It has been around the world, and now you can see it in Shreveport. If you've been waiting to see Titanic: Artifact Exhibition at Sci-Port it's finally here.
It was a long journey for these objects to find a home inside a display case.
"When you see a piece of china, third class mug on the ocean floor, it's recovered, it's conserved. And finally, put in exhibition," said Mark Lack, Exhibition Creative Director.
It takes a two and 1/2 mile, two hour journey to the bottom of the Atlantic to bring these artifacts to the surface. That's after staying intact for one hundred years underwater.
"All of these pieces - a small city really - came out of the ship and they're recovered," said Lach.
Thankfully, they've made it to Shreveport. Lach helped bring the unsinkable ship back to life.
"People are fascinated all around the world with the Titanic," said Lach.
He knows personally what it takes to get these items on display since he was lucky enough be a part of a recovery mission.
"One of the great privileges to me was getting to dive the ship," said Lach.
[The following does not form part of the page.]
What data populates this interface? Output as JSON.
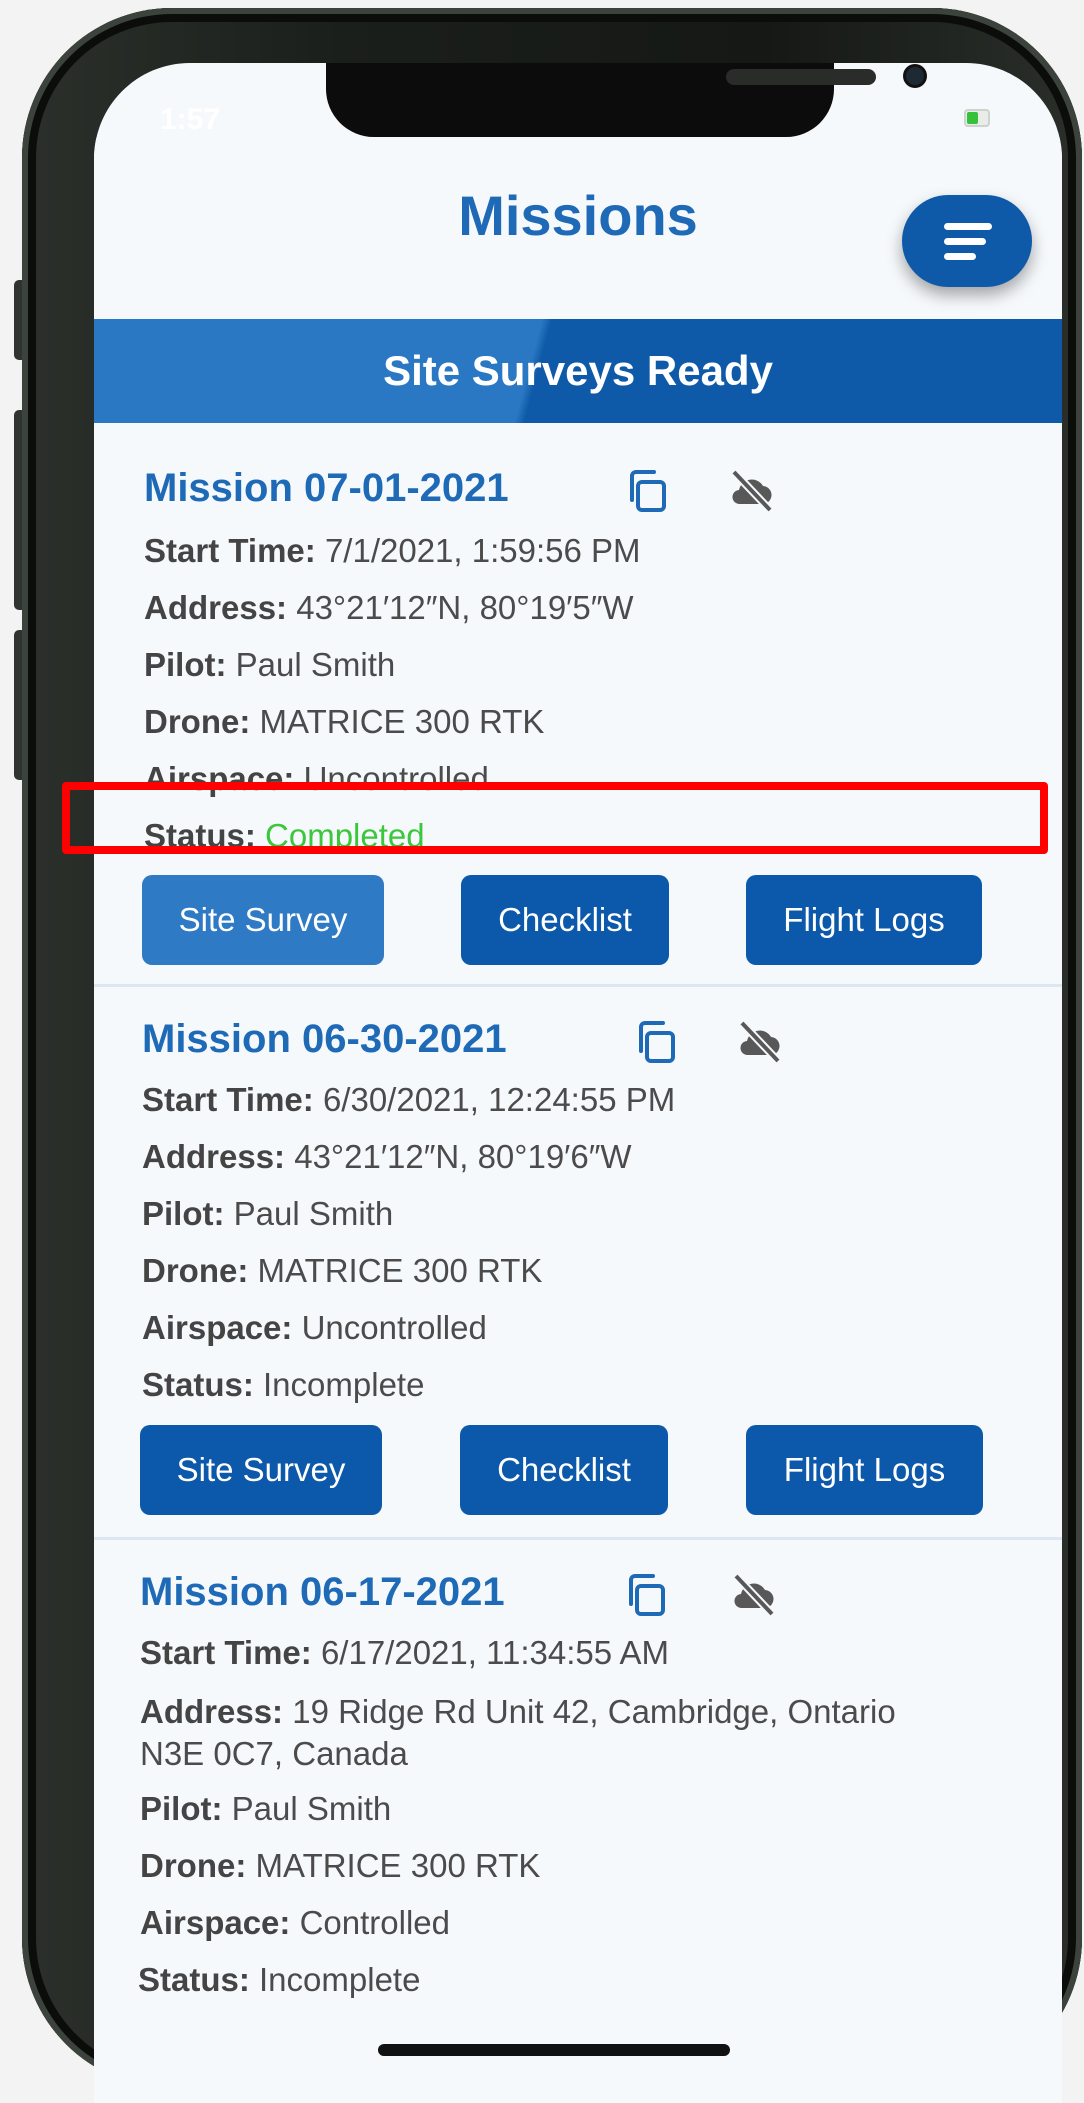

The coolest part of the exhibit is this iceberg. You can actually touch it and it gives you a good idea of how cold it was when passengers hit the water. As you check out the displays, see the wall-size photos of the ship, even see replicas of , staterooms the more questions about life on the ship you might have.
"We're here to tell them about the artifacts - how they were used," said Heather Bloom, local actor.
Fortunately, local actors in period-costumes will be ready to answer them. Bloom plays a first-class passenger.
"That's what exciting to me, we all kind of play off each other, interact with each other," said Bloom.
If your imagination has ever been captured by the real-life story of Titanic, then don't miss your chance to see what's survived.
"When you come face-to-face with history it's very powerful," said Lach.